Kendisini “Devrimci bir Müslüman” olarak tanımlayan Pakdil, söyleşisinde isim vermeden Türkiye Cumhuriyeti’ni kuranlara yönelik olarak da, “Annemi ve babamı, ödünsüz Müslümanlıklarıyla ve beni bu bilinçle yetiştirmeleriyle tanıyorum. İlk ideolojik öğretmenim annemdir. Bu bağlamda, bir anımı paylaşayım: Birgün okul dönüşünde anneme, bize okulda büyük adamlar olarak öğretilen bazı adları saymaya başladım. O adlardan birini söyler söylemez, annem şiddetle azarladı beni. “Bir daha o adı ağzına almayacaksın” dedi. Çok şükür o son söyleyişim oldu” dedi.

 

“CUMHURİYET OKULLARI İŞBİRLİKÇİ YETİŞTİRDİ”

Cumhuriyet ile birlikte halkın devlete güvenmediğini ifade eden Nuri Pakdil, okula geç gitmesinin nedeninin “Resmi Öğreti”ye ve yeni kurulan okullara duyulan güvensizlik ve kaygı olduğunu söyleyerek, “Batı emperyalizminin savunucusu öğretmenlerin egemen olduğu Cumhuriyet okullarında okuyanların çoğunun Batı hayranı, din düşmanı ve emperyalistlerin işbirlikçisi olarak yetişmeleri; kendi halkının değerlerini değil, Batılı sömürgecilerin dayattığı değerleri savunmaya başlamaları, Müslüman ailelerin Cumhuriyet okullarına ilişkin kaygısının boşa olmadığını göstermektedir” dedi.

 

 

“KANUNLA KORUNAN ADAM OLMAZ”

“Çocukluğunuzu geçirdiğiniz Maraş’ta üzerinizde hissettiğiniz baskının sebebi olan devlet yönetim tarzından çıktığımızı düşünüyor musunuz?” sorusuna, “Hayır, düşünmüyorum.
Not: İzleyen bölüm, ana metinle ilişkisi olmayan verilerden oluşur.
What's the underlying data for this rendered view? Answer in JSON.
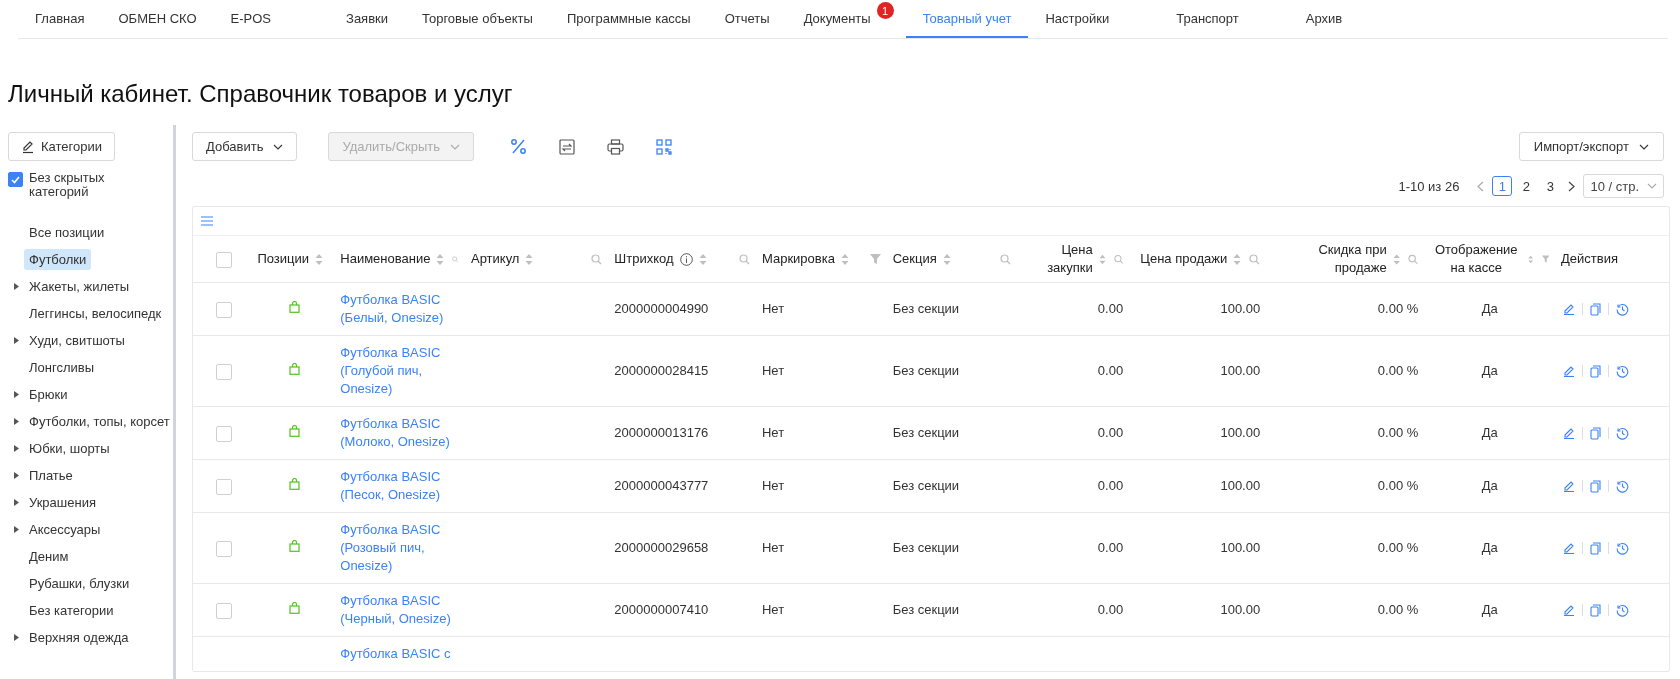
{
  "nav": {
    "tabs": [
      {
        "label": "Главная",
        "selected": false
      },
      {
        "label": "ОБМЕН СКО",
        "selected": false
      },
      {
        "label": "E-POS",
        "selected": false
      },
      {
        "label": "Заявки",
        "selected": false
      },
      {
        "label": "Торговые объекты",
        "selected": false
      },
      {
        "label": "Программные кассы",
        "selected": false
      },
      {
        "label": "Отчеты",
        "selected": false
      },
      {
        "label": "Документы",
        "selected": false,
        "badge": "1"
      },
      {
        "label": "Товарный учет",
        "selected": true
      },
      {
        "label": "Настройки",
        "selected": false
      },
      {
        "label": "Транспорт",
        "selected": false
      },
      {
        "label": "Архив",
        "selected": false
      }
    ]
  },
  "page_title": "Личный кабинет. Справочник товаров и услуг",
  "sidebar": {
    "categories_button": "Категории",
    "hide_hidden": {
      "label": "Без скрытых категорий",
      "checked": true
    },
    "items": [
      {
        "label": "Все позиции",
        "kind": "leaf",
        "selected": false
      },
      {
        "label": "Футболки",
        "kind": "leaf",
        "selected": true
      },
      {
        "label": "Жакеты, жилеты",
        "kind": "group",
        "selected": false
      },
      {
        "label": "Леггинсы, велосипедк",
        "kind": "leaf",
        "selected": false
      },
      {
        "label": "Худи, свитшоты",
        "kind": "group",
        "selected": false
      },
      {
        "label": "Лонгсливы",
        "kind": "leaf",
        "selected": false
      },
      {
        "label": "Брюки",
        "kind": "group",
        "selected": false
      },
      {
        "label": "Футболки, топы, корсет",
        "kind": "group",
        "selected": false
      },
      {
        "label": "Юбки, шорты",
        "kind": "group",
        "selected": false
      },
      {
        "label": "Платье",
        "kind": "group",
        "selected": false
      },
      {
        "label": "Украшения",
        "kind": "group",
        "selected": false
      },
      {
        "label": "Аксессуары",
        "kind": "group",
        "selected": false
      },
      {
        "label": "Деним",
        "kind": "leaf",
        "selected": false
      },
      {
        "label": "Рубашки, блузки",
        "kind": "leaf",
        "selected": false
      },
      {
        "label": "Без категории",
        "kind": "leaf",
        "selected": false
      },
      {
        "label": "Верхняя одежда",
        "kind": "group",
        "selected": false
      }
    ]
  },
  "toolbar": {
    "add_button": "Добавить",
    "delete_button": {
      "label": "Удалить/Скрыть",
      "disabled": true
    },
    "import_export_button": "Импорт/экспорт"
  },
  "pagination": {
    "range": "1-10 из 26",
    "pages": [
      {
        "label": "1",
        "selected": true
      },
      {
        "label": "2",
        "selected": false
      },
      {
        "label": "3",
        "selected": false
      }
    ],
    "page_size": "10 / стр."
  },
  "table": {
    "select_all": {
      "checked": false
    },
    "columns": [
      "Позиции",
      "Наименование",
      "Артикул",
      "Штрихкод",
      "Маркировка",
      "Секция",
      "Цена закупки",
      "Цена продажи",
      "Скидка при продаже",
      "Отображение на кассе",
      "Действия"
    ],
    "rows": [
      {
        "selected": false,
        "name": "Футболка BASIC (Белый, Onesize)",
        "barcode": "2000000004990",
        "marking": "Нет",
        "section": "Без секции",
        "purchase_price": "0.00",
        "sale_price": "100.00",
        "discount": "0.00 %",
        "show_at_register": "Да"
      },
      {
        "selected": false,
        "name": "Футболка BASIC (Голубой пич, Onesize)",
        "barcode": "2000000028415",
        "marking": "Нет",
        "section": "Без секции",
        "purchase_price": "0.00",
        "sale_price": "100.00",
        "discount": "0.00 %",
        "show_at_register": "Да"
      },
      {
        "selected": false,
        "name": "Футболка BASIC (Молоко, Onesize)",
        "barcode": "2000000013176",
        "marking": "Нет",
        "section": "Без секции",
        "purchase_price": "0.00",
        "sale_price": "100.00",
        "discount": "0.00 %",
        "show_at_register": "Да"
      },
      {
        "selected": false,
        "name": "Футболка BASIC (Песок, Onesize)",
        "barcode": "2000000043777",
        "marking": "Нет",
        "section": "Без секции",
        "purchase_price": "0.00",
        "sale_price": "100.00",
        "discount": "0.00 %",
        "show_at_register": "Да"
      },
      {
        "selected": false,
        "name": "Футболка BASIC (Розовый пич, Onesize)",
        "barcode": "2000000029658",
        "marking": "Нет",
        "section": "Без секции",
        "purchase_price": "0.00",
        "sale_price": "100.00",
        "discount": "0.00 %",
        "show_at_register": "Да"
      },
      {
        "selected": false,
        "name": "Футболка BASIC (Черный, Onesize)",
        "barcode": "2000000007410",
        "marking": "Нет",
        "section": "Без секции",
        "purchase_price": "0.00",
        "sale_price": "100.00",
        "discount": "0.00 %",
        "show_at_register": "Да"
      },
      {
        "name": "Футболка BASIC с"
      }
    ]
  }
}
Devleti yapılandıran ideolojinin, tüm yıkıcı baskısı, bütün şiddetiyle devam etmektedir. Türkiye’de, ideolojik bağlamda, düşünme ve yazma özgürlüğü vardır denilemez.” Dedi.

Pakdil, Atatürk’ü Koruma Kanunu’na da karşı çıkarak, “Dokunulamaz, eleştirilemez, kinayeli bile olsa dil uzatılamaz bir tabu vardır. Bu korku yok edilmeden, insan beyni inkişaf edemez. Ben bunun sıkıntısını mütemadiyen gözlemliyorum.
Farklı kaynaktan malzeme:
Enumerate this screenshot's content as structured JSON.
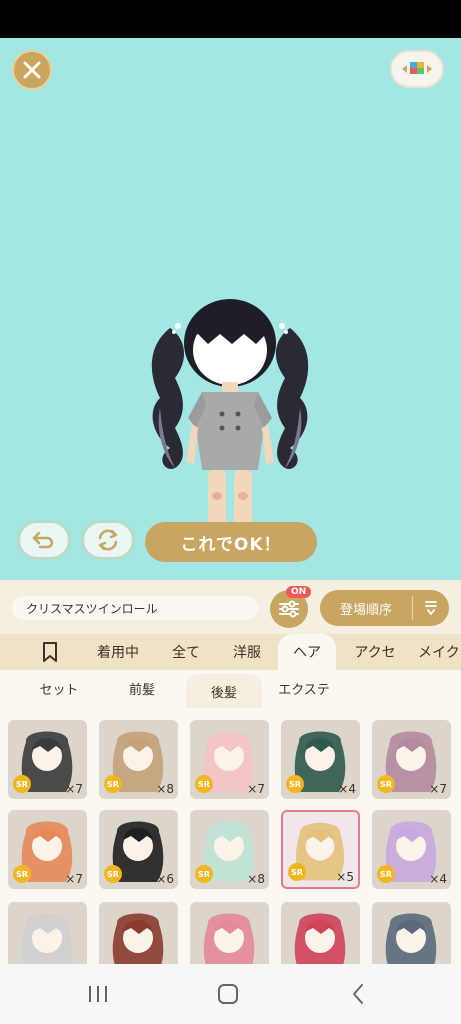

Düşünce özgürlüğü önünde çok kısıtlamalar var. Çok daha özgürce konuşabilmeliyiz. Bir numaralı adam çok rahatlıkla eleştirilmelidir. 5816 nolu kanun yürürlükte olduğu müddetçe Türkiye’de düşünce özgürlüğünün olduğu söylenemez. Dünyanın hiçbir yerinde kanunla korunan adam yoktur. Her insan eleştirilebilmelidir” dedi.

 

“HER ZAMAN PUTÇULAĞA KARŞI OLDUM”

 

Hayatta bir pişmanlığı olmadığını, İslam ideolojisinin egemen olduğu, barış ve esenlik içinde bir Türkiye görmeyi istediğini söyleyen Pakdil verdiği röportajda “Yeryüzündeki tüm Müslümanların birliğinin sağlandığını görmektir; Kudüs’ün esenliğe çıktığını görmektir.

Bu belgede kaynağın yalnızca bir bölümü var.